NICK SCHIFRIN: And their coach.
On Gaza's beach, artists carved a tribute to Egyptian coach Hossam Hassan, whose message resonated beyond the pitch.
HOSSAM HASSAN, Egyptian World Cup Team Coach: So I am a message through football, the soft power in the world.
Let the Palestinian people live.
Live.
They do not want anything, just to live.
NICK SCHIFRIN: But in Gaza, there is still death, last week, another funeral for Mohamed Al-Waheidi.
He was an aid worker who helped displaced families and organize the World Cup screenings.
His family says an Israeli airstrike killed him in a taxi on his way to watch Egypt play Argentina.
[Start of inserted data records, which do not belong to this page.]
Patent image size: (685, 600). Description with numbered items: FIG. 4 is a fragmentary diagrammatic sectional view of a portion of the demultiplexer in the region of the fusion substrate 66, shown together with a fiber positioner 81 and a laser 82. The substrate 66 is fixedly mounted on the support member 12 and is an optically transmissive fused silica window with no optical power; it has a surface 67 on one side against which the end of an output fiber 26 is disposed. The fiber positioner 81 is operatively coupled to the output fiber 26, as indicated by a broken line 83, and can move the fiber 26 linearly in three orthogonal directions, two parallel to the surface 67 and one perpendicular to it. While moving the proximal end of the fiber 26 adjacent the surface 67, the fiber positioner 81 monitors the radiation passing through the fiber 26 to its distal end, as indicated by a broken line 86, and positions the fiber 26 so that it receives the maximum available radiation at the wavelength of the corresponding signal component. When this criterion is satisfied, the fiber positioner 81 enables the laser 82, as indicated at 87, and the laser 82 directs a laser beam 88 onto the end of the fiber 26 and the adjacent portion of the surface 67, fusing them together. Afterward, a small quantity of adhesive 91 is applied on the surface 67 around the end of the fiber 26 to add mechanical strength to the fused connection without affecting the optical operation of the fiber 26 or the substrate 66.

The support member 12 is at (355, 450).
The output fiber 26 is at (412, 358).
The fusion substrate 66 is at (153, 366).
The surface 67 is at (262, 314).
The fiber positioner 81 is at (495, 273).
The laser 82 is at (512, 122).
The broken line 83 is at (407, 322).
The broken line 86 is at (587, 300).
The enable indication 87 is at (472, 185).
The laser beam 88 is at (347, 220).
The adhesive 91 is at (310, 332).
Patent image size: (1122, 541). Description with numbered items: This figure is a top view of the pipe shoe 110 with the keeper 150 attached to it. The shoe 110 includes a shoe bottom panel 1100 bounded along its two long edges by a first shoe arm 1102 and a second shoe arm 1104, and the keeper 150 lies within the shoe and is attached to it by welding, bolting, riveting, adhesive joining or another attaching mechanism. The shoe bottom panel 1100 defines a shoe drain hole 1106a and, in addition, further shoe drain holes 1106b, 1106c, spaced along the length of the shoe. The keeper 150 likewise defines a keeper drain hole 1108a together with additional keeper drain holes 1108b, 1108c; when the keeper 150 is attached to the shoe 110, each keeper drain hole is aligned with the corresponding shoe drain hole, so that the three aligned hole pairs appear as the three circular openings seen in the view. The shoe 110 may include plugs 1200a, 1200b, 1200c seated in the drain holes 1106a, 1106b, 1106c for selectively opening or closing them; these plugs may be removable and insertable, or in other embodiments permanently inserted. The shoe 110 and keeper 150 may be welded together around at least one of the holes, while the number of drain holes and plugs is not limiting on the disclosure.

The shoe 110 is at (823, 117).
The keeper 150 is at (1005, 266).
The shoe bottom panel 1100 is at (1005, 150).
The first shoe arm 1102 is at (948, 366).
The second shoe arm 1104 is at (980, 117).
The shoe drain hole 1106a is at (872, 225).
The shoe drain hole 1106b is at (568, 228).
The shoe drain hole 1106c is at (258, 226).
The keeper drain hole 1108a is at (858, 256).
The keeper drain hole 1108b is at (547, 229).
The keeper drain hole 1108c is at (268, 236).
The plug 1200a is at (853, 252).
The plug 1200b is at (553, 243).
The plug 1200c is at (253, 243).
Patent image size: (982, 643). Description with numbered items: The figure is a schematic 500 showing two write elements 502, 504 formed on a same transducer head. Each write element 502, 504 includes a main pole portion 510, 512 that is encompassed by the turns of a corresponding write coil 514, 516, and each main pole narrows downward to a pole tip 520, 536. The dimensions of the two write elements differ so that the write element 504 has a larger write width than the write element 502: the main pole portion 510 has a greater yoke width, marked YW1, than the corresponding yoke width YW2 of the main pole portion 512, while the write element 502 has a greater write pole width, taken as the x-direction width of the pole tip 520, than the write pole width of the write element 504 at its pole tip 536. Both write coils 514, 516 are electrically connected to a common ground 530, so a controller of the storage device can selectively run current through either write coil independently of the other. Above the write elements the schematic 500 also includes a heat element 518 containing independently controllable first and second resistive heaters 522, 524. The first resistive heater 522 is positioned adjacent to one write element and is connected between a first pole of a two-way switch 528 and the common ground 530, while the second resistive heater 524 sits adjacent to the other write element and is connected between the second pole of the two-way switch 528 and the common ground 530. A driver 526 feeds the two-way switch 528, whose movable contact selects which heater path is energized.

Israel says he wasn't the target, and they were aiming at a Hamas operative.
His family refutes that.
NASHAAT AL-WAHEIDI, Cousin of Mohamed Al-Waheidi (through translator): It was also targeting the joy of the Palestinian people during the World Cup for Egypt, which raised the Palestinian flag before any other flag or banner.
NICK SCHIFRIN: Since last October's cease-fire, the U.N.
says more than 1,000 Palestinians in Gaza have been killed, an inconsolable mother.
Here, grief is measured in generations.
And yet life still finds a way.
There might be no white paint, but there's water and rocks and a need to not be defined by war.
Soccer is for everyone.
A displaced camp becomes the pitch.
Teams of red and blue play a homegrown World Cup.
BILAL HAMDAN, Soccer Match Organizer (through translator): This game cannot change their reality, but at least it changes their mood for the day.
We want to send a kind message to the world that we hope our lives can slowly get better from the current state.
NICK SCHIFRIN: And so, in this place where the war has taken so much, the game gives kids the chance to be kids again.
With Shams Odeh in Gaza, for the "PBS News Hour," I'm Nick Schifrin.